WASHINGTON, DC, Apr. 27 -- The US government made its first major moves on Apr. 27 in response to the Apr. 20 explosion and fire on the Transocean Ltd. Deepwater Horizon semisubmersible rig in the Gulf of Mexico as the Departments of Interior and Homeland Security launched a joint investigation. The US House Energy and Commerce Committee, meanwhile, began its own inquiry.

DOI Secretary Ken Salazar and DHS Secretary Janet Napolitano outlined the next steps in the investigation already under way by DOI’s US Minerals Management Service and the US Coast Guard, which share jurisdiction.
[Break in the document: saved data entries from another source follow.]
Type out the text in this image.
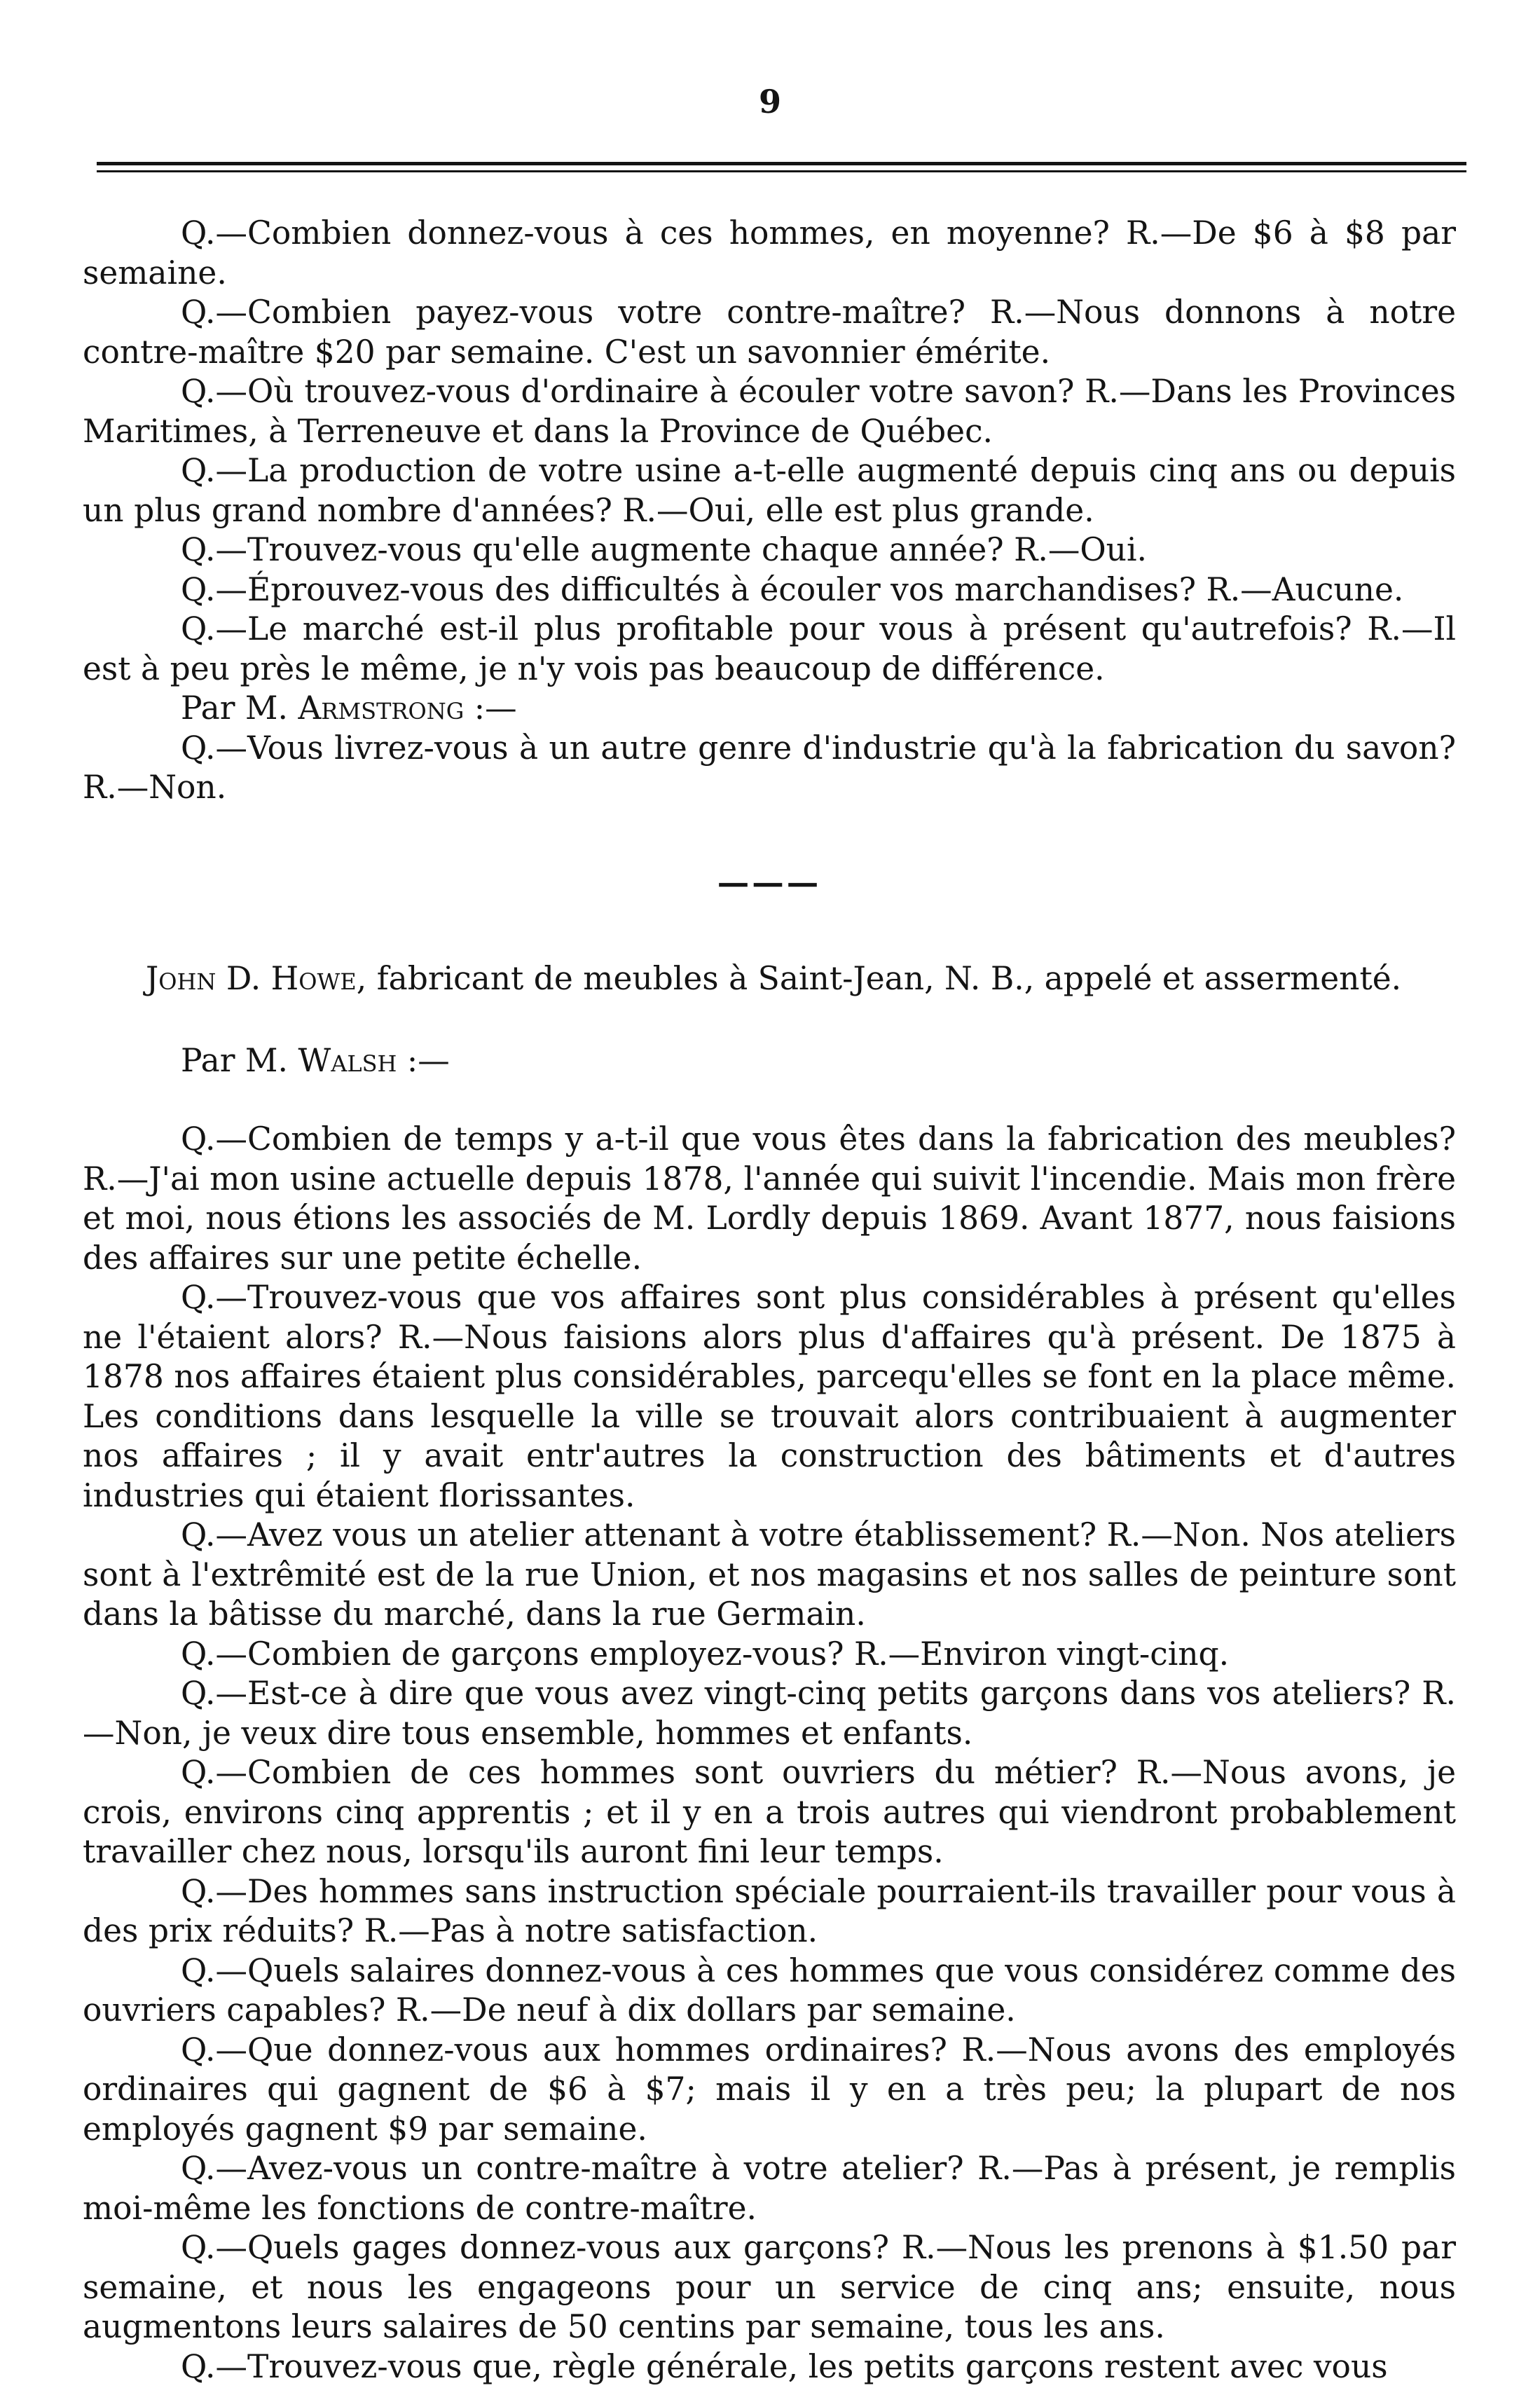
9

Q.—Combien donnez-vous à ces hommes, en moyenne? R.—De $6 à $8 par semaine.

Q.—Combien payez-vous votre contre-maître? R.—Nous donnons à notre contre-maître $20 par semaine. C'est un savonnier émérite.

Q.—Où trouvez-vous d'ordinaire à écouler votre savon? R.—Dans les Provinces Maritimes, à Terreneuve et dans la Province de Québec.

Q.—La production de votre usine a-t-elle augmenté depuis cinq ans ou depuis un plus grand nombre d'années? R.—Oui, elle est plus grande.

Q.—Trouvez-vous qu'elle augmente chaque année? R.—Oui.

Q.—Éprouvez-vous des difficultés à écouler vos marchandises? R.—Aucune.

Q.—Le marché est-il plus profitable pour vous à présent qu'autrefois? R.—Il est à peu près le même, je n'y vois pas beaucoup de différence.

Par M. Armstrong :—

Q.—Vous livrez-vous à un autre genre d'industrie qu'à la fabrication du savon? R.—Non.

———

John D. Howe, fabricant de meubles à Saint-Jean, N. B., appelé et assermenté.

Par M. Walsh :—

Q.—Combien de temps y a-t-il que vous êtes dans la fabrication des meubles? R.—J'ai mon usine actuelle depuis 1878, l'année qui suivit l'incendie. Mais mon frère et moi, nous étions les associés de M. Lordly depuis 1869. Avant 1877, nous faisions des affaires sur une petite échelle.

Q.—Trouvez-vous que vos affaires sont plus considérables à présent qu'elles ne l'étaient alors? R.—Nous faisions alors plus d'affaires qu'à présent. De 1875 à 1878 nos affaires étaient plus considérables, parcequ'elles se font en la place même. Les conditions dans lesquelle la ville se trouvait alors contribuaient à augmenter nos affaires ; il y avait entr'autres la construction des bâtiments et d'autres industries qui étaient florissantes.

Q.—Avez vous un atelier attenant à votre établissement? R.—Non. Nos ateliers sont à l'extrêmité est de la rue Union, et nos magasins et nos salles de peinture sont dans la bâtisse du marché, dans la rue Germain.

Q.—Combien de garçons employez-vous? R.—Environ vingt-cinq.

Q.—Est-ce à dire que vous avez vingt-cinq petits garçons dans vos ateliers? R.—Non, je veux dire tous ensemble, hommes et enfants.

Q.—Combien de ces hommes sont ouvriers du métier? R.—Nous avons, je crois, environs cinq apprentis ; et il y en a trois autres qui viendront probablement travailler chez nous, lorsqu'ils auront fini leur temps.

Q.—Des hommes sans instruction spéciale pourraient-ils travailler pour vous à des prix réduits? R.—Pas à notre satisfaction.

Q.—Quels salaires donnez-vous à ces hommes que vous considérez comme des ouvriers capables? R.—De neuf à dix dollars par semaine.

Q.—Que donnez-vous aux hommes ordinaires? R.—Nous avons des employés ordinaires qui gagnent de $6 à $7; mais il y en a très peu; la plupart de nos employés gagnent $9 par semaine.

Q.—Avez-vous un contre-maître à votre atelier? R.—Pas à présent, je remplis moi-même les fonctions de contre-maître.

Q.—Quels gages donnez-vous aux garçons? R.—Nous les prenons à $1.50 par semaine, et nous les engageons pour un service de cinq ans; ensuite, nous augmentons leurs salaires de 50 centins par semaine, tous les ans.

Q.—Trouvez-vous que, règle générale, les petits garçons restent avec vous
They signed orders that formally convene the joint investigation and outline each agency’s roles and responsibilities related to its expertise.

“As we continue to work with our federal, state, local, and private sector partners to respond to this ongoing incident, we must also effectively determine and address its causes,” Napolitano said, adding, “Secretary Salazar and I share [US President Barack H. Obama's] commitment to devoting every available resource to a comprehensive and thorough investigation.”
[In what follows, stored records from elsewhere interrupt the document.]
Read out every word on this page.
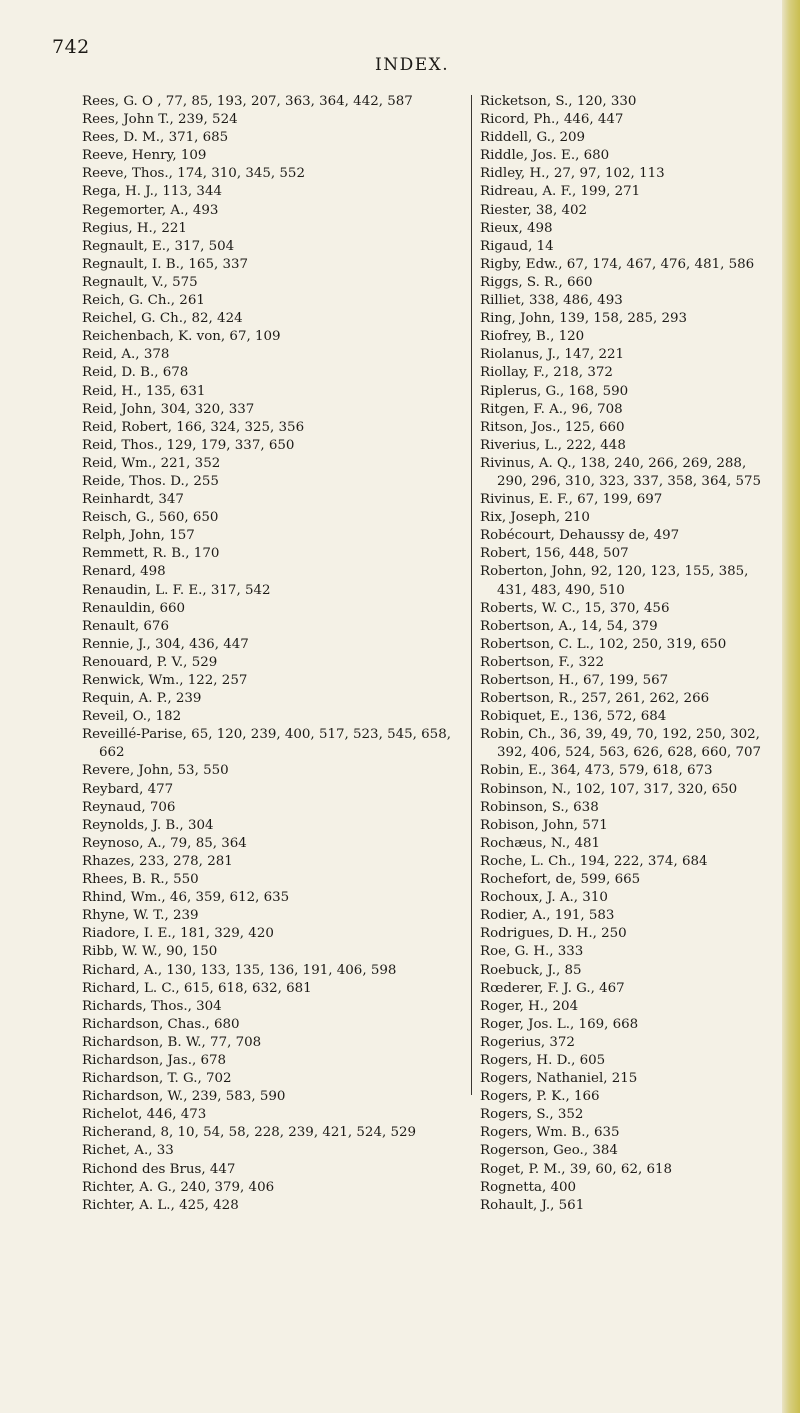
742
INDEX.

Rees, G. O , 77, 85, 193, 207, 363, 364, 442, 587

Rees, John T., 239, 524

Rees, D. M., 371, 685

Reeve, Henry, 109

Reeve, Thos., 174, 310, 345, 552

Rega, H. J., 113, 344

Regemorter, A., 493

Regius, H., 221

Regnault, E., 317, 504

Regnault, I. B., 165, 337

Regnault, V., 575

Reich, G. Ch., 261

Reichel, G. Ch., 82, 424

Reichenbach, K. von, 67, 109

Reid, A., 378

Reid, D. B., 678

Reid, H., 135, 631

Reid, John, 304, 320, 337

Reid, Robert, 166, 324, 325, 356

Reid, Thos., 129, 179, 337, 650

Reid, Wm., 221, 352

Reide, Thos. D., 255

Reinhardt, 347

Reisch, G., 560, 650

Relph, John, 157

Remmett, R. B., 170

Renard, 498

Renaudin, L. F. E., 317, 542

Renauldin, 660

Renault, 676

Rennie, J., 304, 436, 447

Renouard, P. V., 529

Renwick, Wm., 122, 257

Requin, A. P., 239

Reveil, O., 182

Reveillé-Parise, 65, 120, 239, 400, 517, 523, 545, 658, 662

Revere, John, 53, 550

Reybard, 477

Reynaud, 706

Reynolds, J. B., 304

Reynoso, A., 79, 85, 364

Rhazes, 233, 278, 281

Rhees, B. R., 550

Rhind, Wm., 46, 359, 612, 635

Rhyne, W. T., 239

Riadore, I. E., 181, 329, 420

Ribb, W. W., 90, 150

Richard, A., 130, 133, 135, 136, 191, 406, 598

Richard, L. C., 615, 618, 632, 681

Richards, Thos., 304

Richardson, Chas., 680

Richardson, B. W., 77, 708

Richardson, Jas., 678

Richardson, T. G., 702

Richardson, W., 239, 583, 590

Richelot, 446, 473

Richerand, 8, 10, 54, 58, 228, 239, 421, 524, 529

Richet, A., 33

Richond des Brus, 447

Richter, A. G., 240, 379, 406

Richter, A. L., 425, 428

Ricketson, S., 120, 330

Ricord, Ph., 446, 447

Riddell, G., 209

Riddle, Jos. E., 680

Ridley, H., 27, 97, 102, 113

Ridreau, A. F., 199, 271

Riester, 38, 402

Rieux, 498

Rigaud, 14

Rigby, Edw., 67, 174, 467, 476, 481, 586

Riggs, S. R., 660

Rilliet, 338, 486, 493

Ring, John, 139, 158, 285, 293

Riofrey, B., 120

Riolanus, J., 147, 221

Riollay, F., 218, 372

Riplerus, G., 168, 590

Ritgen, F. A., 96, 708

Ritson, Jos., 125, 660

Riverius, L., 222, 448

Rivinus, A. Q., 138, 240, 266, 269, 288, 290, 296, 310, 323, 337, 358, 364, 575

Rivinus, E. F., 67, 199, 697

Rix, Joseph, 210

Robécourt, Dehaussy de, 497

Robert, 156, 448, 507

Roberton, John, 92, 120, 123, 155, 385, 431, 483, 490, 510

Roberts, W. C., 15, 370, 456

Robertson, A., 14, 54, 379

Robertson, C. L., 102, 250, 319, 650

Robertson, F., 322

Robertson, H., 67, 199, 567

Robertson, R., 257, 261, 262, 266

Robiquet, E., 136, 572, 684

Robin, Ch., 36, 39, 49, 70, 192, 250, 302, 392, 406, 524, 563, 626, 628, 660, 707

Robin, E., 364, 473, 579, 618, 673

Robinson, N., 102, 107, 317, 320, 650

Robinson, S., 638

Robison, John, 571

Rochæus, N., 481

Roche, L. Ch., 194, 222, 374, 684

Rochefort, de, 599, 665

Rochoux, J. A., 310

Rodier, A., 191, 583

Rodrigues, D. H., 250

Roe, G. H., 333

Roebuck, J., 85

Rœderer, F. J. G., 467

Roger, H., 204

Roger, Jos. L., 169, 668

Rogerius, 372

Rogers, H. D., 605

Rogers, Nathaniel, 215

Rogers, P. K., 166

Rogers, S., 352

Rogers, Wm. B., 635

Rogerson, Geo., 384

Roget, P. M., 39, 60, 62, 618

Rognetta, 400

Rohault, J., 561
Salazar noted, “We will remain focused on providing every resource we can to support the massive response effort underway at the Deepwater Horizon, but we are also aggressively and quickly investigating what happened and what can be done to prevent this type of incident in the future.”

They said the joint investigation will have the power to issue subpoenas, hold public hearings, call witnesses, and take other necessary steps to determine what caused an explosion and fire that left 11 workers missing and presumed dead, 3 critically injured, and an ongoing crude oil spill that the responsible party, BP Exploration & Production, and federal agencies are working to contain and clean up.

Subsequent meeting
Salazar and Napolitano said they were scheduled to meet later in the day with Carol M. Browner, Obama’s special coordinator for energy, environmental, and global climate change policy; White House Senior Advisor Valerie Jarrett; USCG Commandant Admiral Thad Allen; Deputy Interior Secretary David J. Hayes, and senior executives from BP, including Chief Executive Tony Hayward and BP America Inc. Pres. LaMar McKay.
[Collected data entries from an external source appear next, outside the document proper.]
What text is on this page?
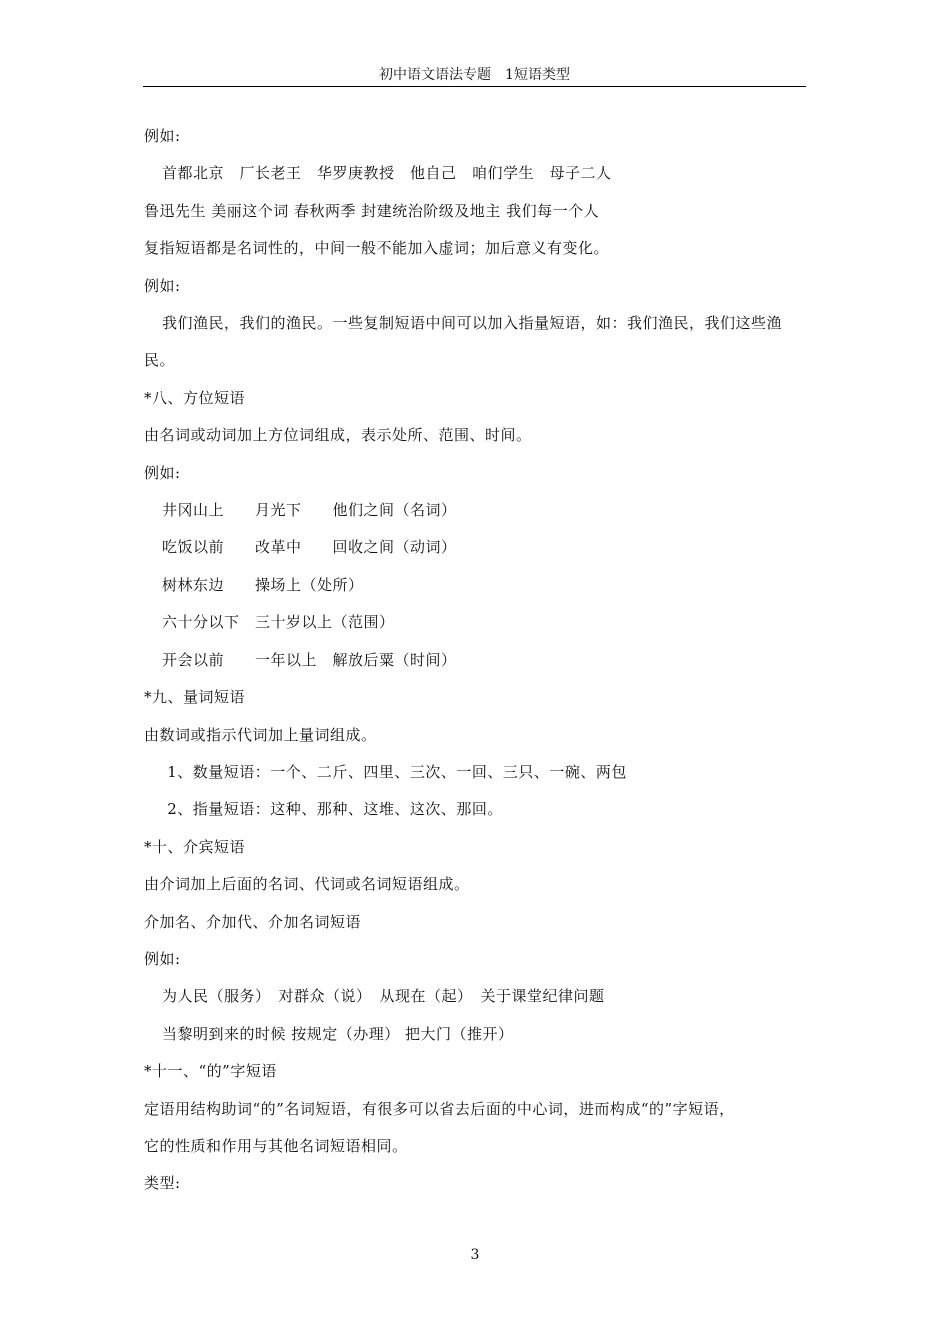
初中语文语法专题　1短语类型
例如:
首都北京　厂长老王　华罗庚教授　他自己　咱们学生　母子二人
鲁迅先生 美丽这个词 春秋两季 封建统治阶级及地主 我们每一个人
复指短语都是名词性的，中间一般不能加入虚词；加后意义有变化。
例如:
我们渔民，我们的渔民。一些复制短语中间可以加入指量短语，如：我们渔民，我们这些渔
民。
*八、方位短语
由名词或动词加上方位词组成，表示处所、范围、时间。
例如:
井冈山上　　月光下　　他们之间（名词）
吃饭以前　　改革中　　回收之间（动词）
树林东边　　操场上（处所）
六十分以下　三十岁以上（范围）
开会以前　　一年以上　解放后粟（时间）
*九、量词短语
由数词或指示代词加上量词组成。
1、数量短语：一个、二斤、四里、三次、一回、三只、一碗、两包
2、指量短语：这种、那种、这堆、这次、那回。
*十、介宾短语
由介词加上后面的名词、代词或名词短语组成。
介加名、介加代、介加名词短语
例如:
为人民（服务）　对群众（说）　从现在（起）　关于课堂纪律问题
当黎明到来的时候 按规定（办理） 把大门（推开）
*十一、“的”字短语
定语用结构助词“的”名词短语，有很多可以省去后面的中心词，进而构成“的”字短语，
它的性质和作用与其他名词短语相同。
类型:
3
Meanwhile, US House Energy and Commerce Committee Chairman Henry A. Waxman (D-Calif.) and Oversight and Investigations Subcommittee Chairman Bart Stupak (D-Mich.) sent letters to McKay and to Steven Newman, president and chief executive of Transocean Ltd., the offshore drilling contractor that owned Deepwater Horizon, requesting information about response plans for any accidental release of oil and gas at the site.

“The cause of the explosion…is still unknown, but the cost in human life has been large and the environmental consequences appear to be growing daily,” Waxman and Stupak said in their letter. The companies are trying to contain the spill with techniques that have never been used at these ocean depths, they added. Waxman and Stupak asked the executives to supply the information by May 14.

Their request came a day after three US Senate Democrats opposed to additional oil and gas activity on the US Outer Continental Shelf sought a joint hearing of the Energy and Natural Resources Committee and the Commerce, Science, and Transportation Committee on US offshore oil and gas safety and environmental practices overall.

“This may be the worst disaster in recent years, but it’s certainly not an isolated incident,” said Bill Nelson of Florida and Frank R. Lautenberg and Robert Menendez of New Jersey in their letter to the committees’ chairmen and ranking minority members. “Before the explosion…, [MMS] reported 509 fires resulting in at least 2 fatalities and 12 serious injuries on rigs in the Gulf of Mexico since 2006.”